Conflict & Justice

US commander in Afghanistan fires Army general over comments


A military honor guard prepares to present colors at a departure ceremony for Afghanistan-bound soldiers on November 4, 2011 in Fort Carson, Colorado. The commander of U.S. and NATO troops in Afghanistan, Gen. John R. Allen, fired Major Gen. Peter Fuller, a senior U.S. Army general, on Friday for disparaging comments he made about President Hamid Karzai and the Afghan government.


John Moore

The commander of U.S. and NATO troops in Afghanistan fired a senior U.S. Army general Friday for disparaging President Hamid Karzai and calling the government's leaders erratic, ungrateful and "isolated from reality."

CNN reported:

Gen. John R. Allen, commander of the International Security Assistance Force, said Major Gen.
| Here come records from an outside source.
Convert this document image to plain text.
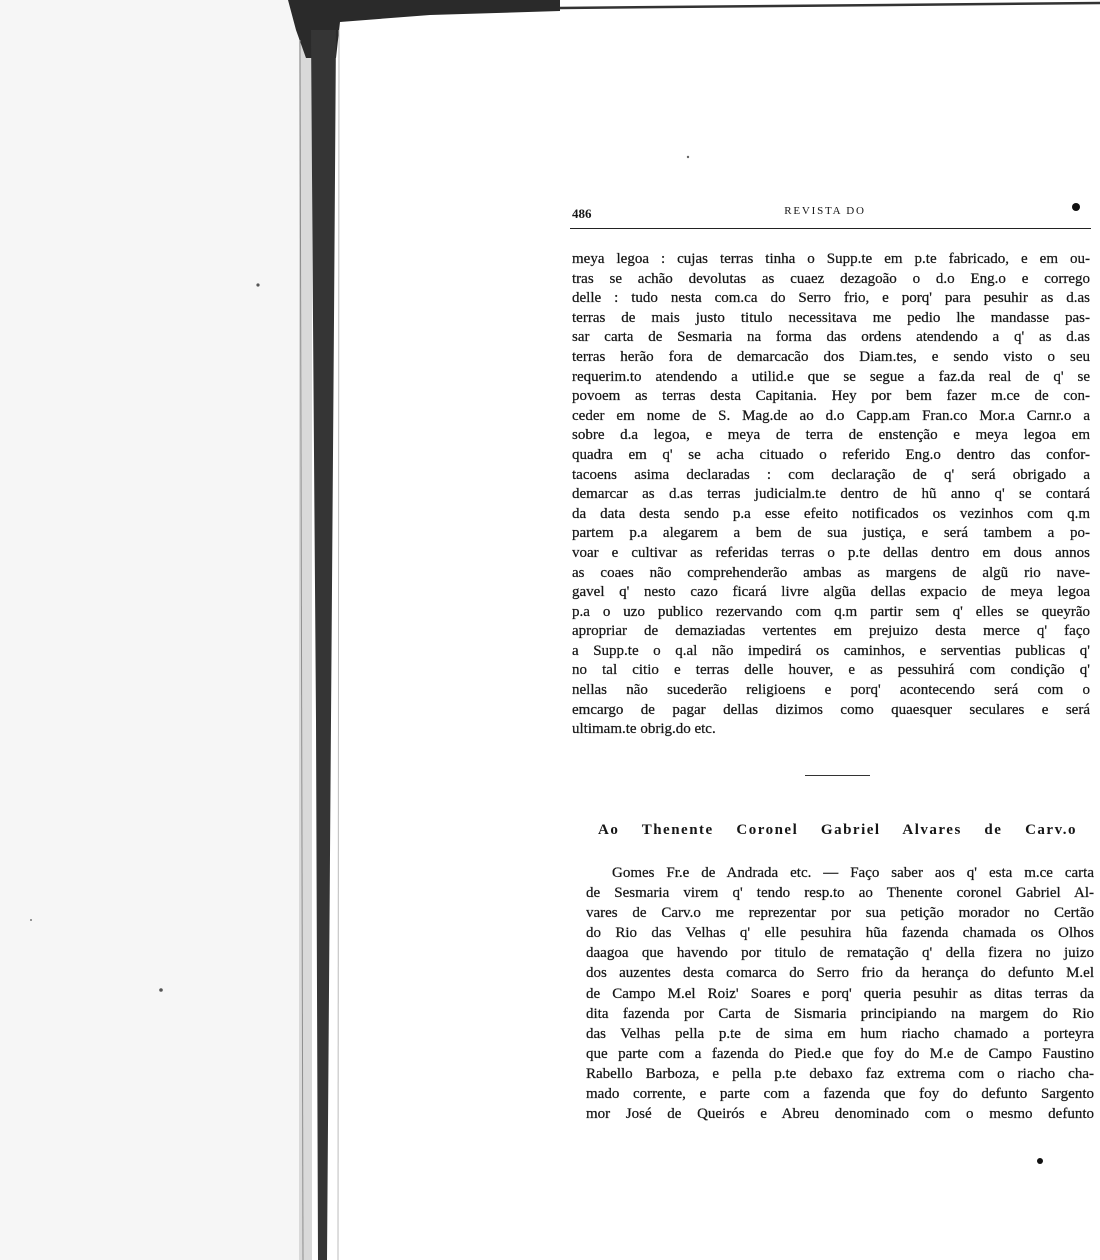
486	REVISTA DO
meya legoa : cujas terras tinha o Supp.te em p.te fabricado, e em ou-
tras se achão devolutas as cuaez dezagoão o d.o Eng.o e corrego
delle : tudo nesta com.ca do Serro frio, e porq' para pesuhir as d.as
terras de mais justo titulo necessitava me pedio lhe mandasse pas-
sar carta de Sesmaria na forma das ordens atendendo a q' as d.as
terras herão fora de demarcacão dos Diam.tes, e sendo visto o seu
requerim.to atendendo a utilid.e que se segue a faz.da real de q' se
povoem as terras desta Capitania. Hey por bem fazer m.ce de con-
ceder em nome de S. Mag.de ao d.o Capp.am Fran.co Mor.a Carnr.o a
sobre d.a legoa, e meya de terra de enstenção e meya legoa em
quadra em q' se acha cituado o referido Eng.o dentro das confor-
tacoens asima declaradas : com declaração de q' será obrigado a
demarcar as d.as terras judicialm.te dentro de hũ anno q' se contará
da data desta sendo p.a esse efeito notificados os vezinhos com q.m
partem p.a alegarem a bem de sua justiça, e será tambem a po-
voar e cultivar as referidas terras o p.te dellas dentro em dous annos
as coaes não comprehenderão ambas as margens de algũ rio nave-
gavel q' nesto cazo ficará livre algũa dellas expacio de meya legoa
p.a o uzo publico rezervando com q.m partir sem q' elles se queyrão
apropriar de demaziadas vertentes em prejuizo desta merce q' faço
a Supp.te o q.al não impedirá os caminhos, e serventias publicas q'
no tal citio e terras delle houver, e as pessuhirá com condição q'
nellas não sucederão religioens e porq' acontecendo será com o
emcargo de pagar dellas dizimos como quaesquer seculares e será
ultimam.te obrig.do etc.
Ao Thenente Coronel Gabriel Alvares de Carv.o
Gomes Fr.e de Andrada etc. — Faço saber aos q' esta m.ce carta
de Sesmaria virem q' tendo resp.to ao Thenente coronel Gabriel Al-
vares de Carv.o me reprezentar por sua petição morador no Certão
do Rio das Velhas q' elle pesuhira hũa fazenda chamada os Olhos
daagoa que havendo por titulo de rematação q' della fizera no juizo
dos auzentes desta comarca do Serro frio da herança do defunto M.el
de Campo M.el Roiz' Soares e porq' queria pesuhir as ditas terras da
dita fazenda por Carta de Sismaria principiando na margem do Rio
das Velhas pella p.te de sima em hum riacho chamado a porteyra
que parte com a fazenda do Pied.e que foy do M.e de Campo Faustino
Rabello Barboza, e pella p.te debaxo faz extrema com o riacho cha-
mado corrente, e parte com a fazenda que foy do defunto Sargento
mor José de Queirós e Abreu denominado com o mesmo defunto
Peter Fuller was relieved of duty, effective immediately, for making "inappropriate public comments."

Fuller, a recent arrival to Afghanistan, was surprisingly frank in his views during an interview with Politico, saying among other things:

“We’re giving them fish while they’re learning, and they want more fish... [They say,] ‘I like swordfish, how come you’re giving me cod?’ Guess what? Cod’s on the menu today.”

He also blasted Karzai for remarking that Afghanistan would side with Pakistan in a war against the U.S., calling them "erratic" and adding, "Why don’t you just poke me in the eye with a needle! You’ve got to be kidding me. … I’m sorry, we just gave you $11.6 billion and now you’re telling me, ‘I don’t really care?'"
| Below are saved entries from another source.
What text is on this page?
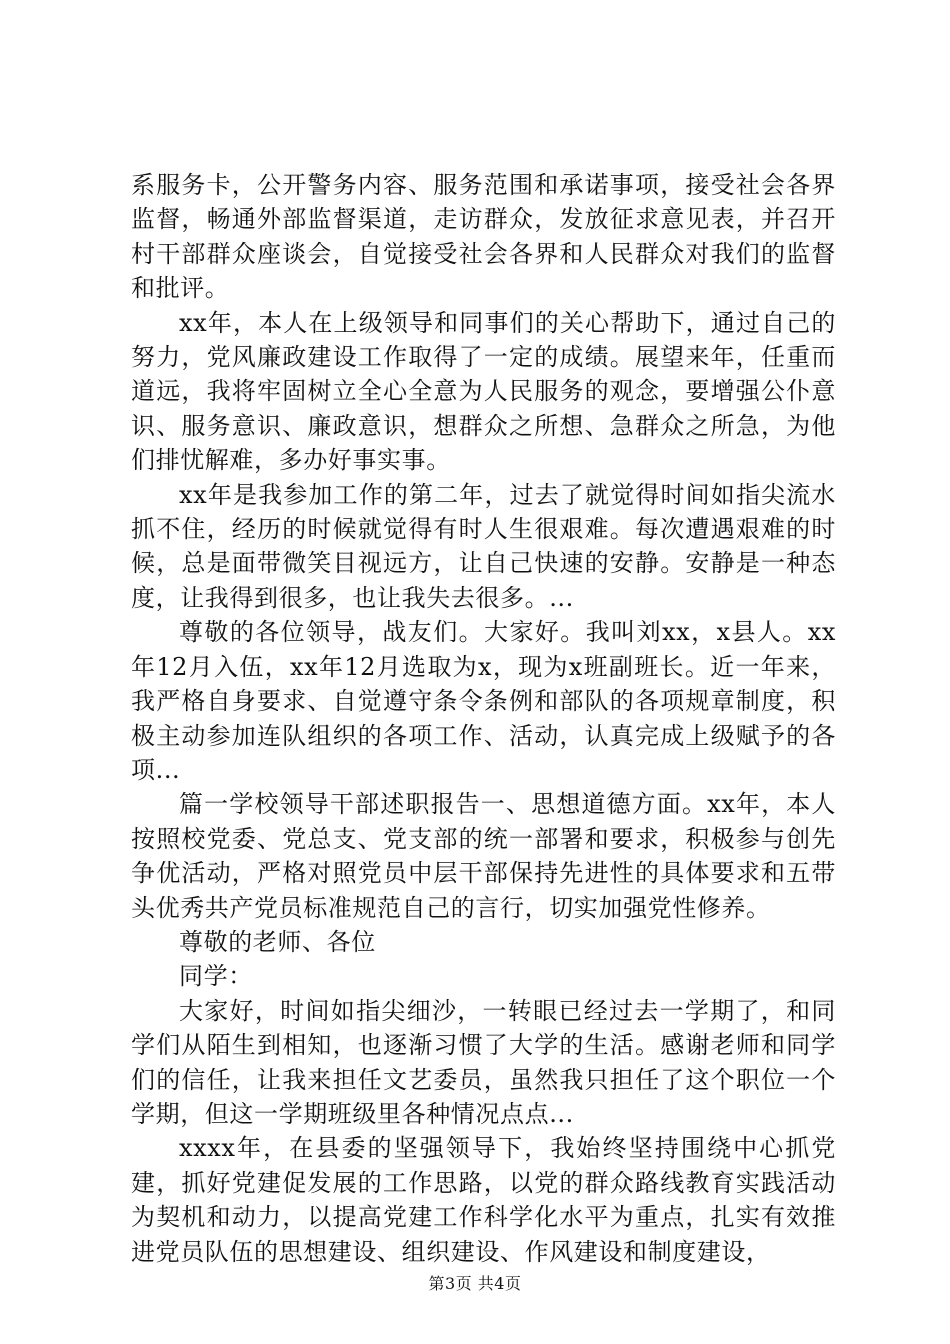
系服务卡，公开警务内容、服务范围和承诺事项，接受社会各界监督，畅通外部监督渠道，走访群众，发放征求意见表，并召开村干部群众座谈会，自觉接受社会各界和人民群众对我们的监督和批评。

xx年，本人在上级领导和同事们的关心帮助下，通过自己的努力，党风廉政建设工作取得了一定的成绩。展望来年，任重而道远，我将牢固树立全心全意为人民服务的观念，要增强公仆意识、服务意识、廉政意识，想群众之所想、急群众之所急，为他们排忧解难，多办好事实事。

xx年是我参加工作的第二年，过去了就觉得时间如指尖流水抓不住，经历的时候就觉得有时人生很艰难。每次遭遇艰难的时候，总是面带微笑目视远方，让自己快速的安静。安静是一种态度，让我得到很多，也让我失去很多。...

尊敬的各位领导，战友们。大家好。我叫刘xx，x县人。xx年12月入伍，xx年12月选取为x，现为x班副班长。近一年来，我严格自身要求、自觉遵守条令条例和部队的各项规章制度，积极主动参加连队组织的各项工作、活动，认真完成上级赋予的各项...

篇一学校领导干部述职报告一、思想道德方面。xx年，本人按照校党委、党总支、党支部的统一部署和要求，积极参与创先争优活动，严格对照党员中层干部保持先进性的具体要求和五带头优秀共产党员标准规范自己的言行，切实加强党性修养。

尊敬的老师、各位

同学：

大家好，时间如指尖细沙，一转眼已经过去一学期了，和同学们从陌生到相知，也逐渐习惯了大学的生活。感谢老师和同学们的信任，让我来担任文艺委员，虽然我只担任了这个职位一个学期，但这一学期班级里各种情况点点...

xxxx年，在县委的坚强领导下，我始终坚持围绕中心抓党建，抓好党建促发展的工作思路，以党的群众路线教育实践活动为契机和动力，以提高党建工作科学化水平为重点，扎实有效推进党员队伍的思想建设、组织建设、作风建设和制度建设，

第3页 共4页
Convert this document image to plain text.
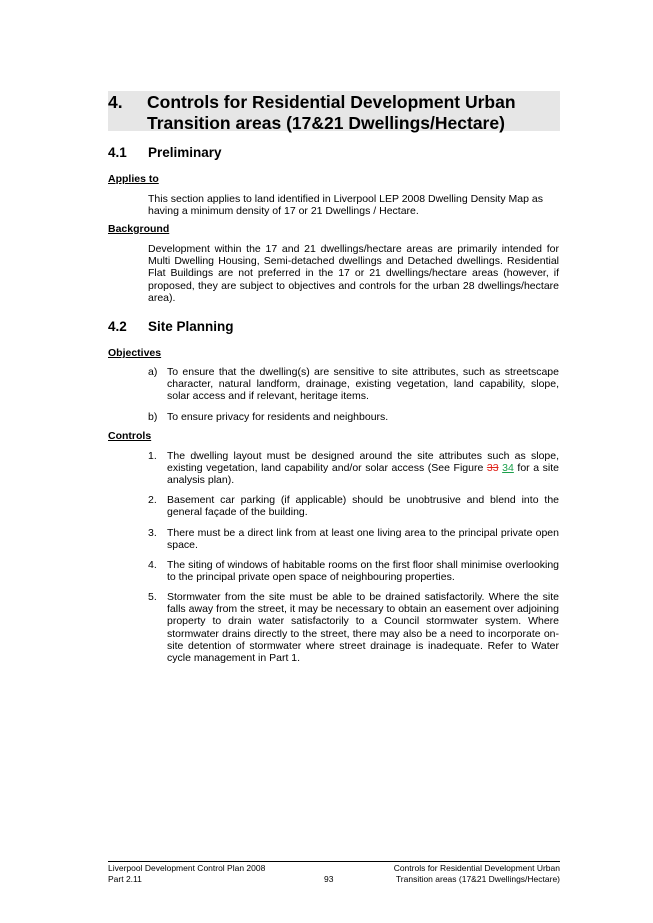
4. Controls for Residential Development Urban Transition areas (17&21 Dwellings/Hectare)
4.1 Preliminary
Applies to
This section applies to land identified in Liverpool LEP 2008 Dwelling Density Map as having a minimum density of 17 or 21 Dwellings / Hectare.
Background
Development within the 17 and 21 dwellings/hectare areas are primarily intended for Multi Dwelling Housing, Semi-detached dwellings and Detached dwellings. Residential Flat Buildings are not preferred in the 17 or 21 dwellings/hectare areas (however, if proposed, they are subject to objectives and controls for the urban 28 dwellings/hectare area).
4.2 Site Planning
Objectives
a) To ensure that the dwelling(s) are sensitive to site attributes, such as streetscape character, natural landform, drainage, existing vegetation, land capability, slope, solar access and if relevant, heritage items.
b) To ensure privacy for residents and neighbours.
Controls
1. The dwelling layout must be designed around the site attributes such as slope, existing vegetation, land capability and/or solar access (See Figure 33 34 for a site analysis plan).
2. Basement car parking (if applicable) should be unobtrusive and blend into the general façade of the building.
3. There must be a direct link from at least one living area to the principal private open space.
4. The siting of windows of habitable rooms on the first floor shall minimise overlooking to the principal private open space of neighbouring properties.
5. Stormwater from the site must be able to be drained satisfactorily. Where the site falls away from the street, it may be necessary to obtain an easement over adjoining property to drain water satisfactorily to a Council stormwater system. Where stormwater drains directly to the street, there may also be a need to incorporate on-site detention of stormwater where street drainage is inadequate. Refer to Water cycle management in Part 1.
Liverpool Development Control Plan 2008
Part 2.11	93
Controls for Residential Development Urban
Transition areas (17&21 Dwellings/Hectare)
And he said the Afghans don't understand the extent to which the U.S. is in economic distress or the "sacrifices that America is making to provide for their security," according to the Associated Press.

Allen, in a statement reported by Wired, said: "These unfortunate comments are neither indicative of our current solid relationship with the government of Afghanistan, its leadership, or our joint commitment to prevail here in Afghanistan."

Allen also reportedly made a point of saying: "The Afghan people are an honorable people, and comments such as these will not keep us from accomplishing our most critical and shared mission — bringing about a stable, peaceful and prosperous Afghanistan."

Wired puts this spin on Fuller's indiscretion:

You would think that after the Rolling Stone profile that cost Stanley McChrystal his command in Afghanistan, generals would be extremely careful about venting steam to reporters. But no.

Fuller, a native of Andover, Mass., according to the AP,  graduated from the University of Vermont with a bachelor of arts in history and political science and also holds a master's degree in public administration from Shippensburg University in Shippensburg, Pa.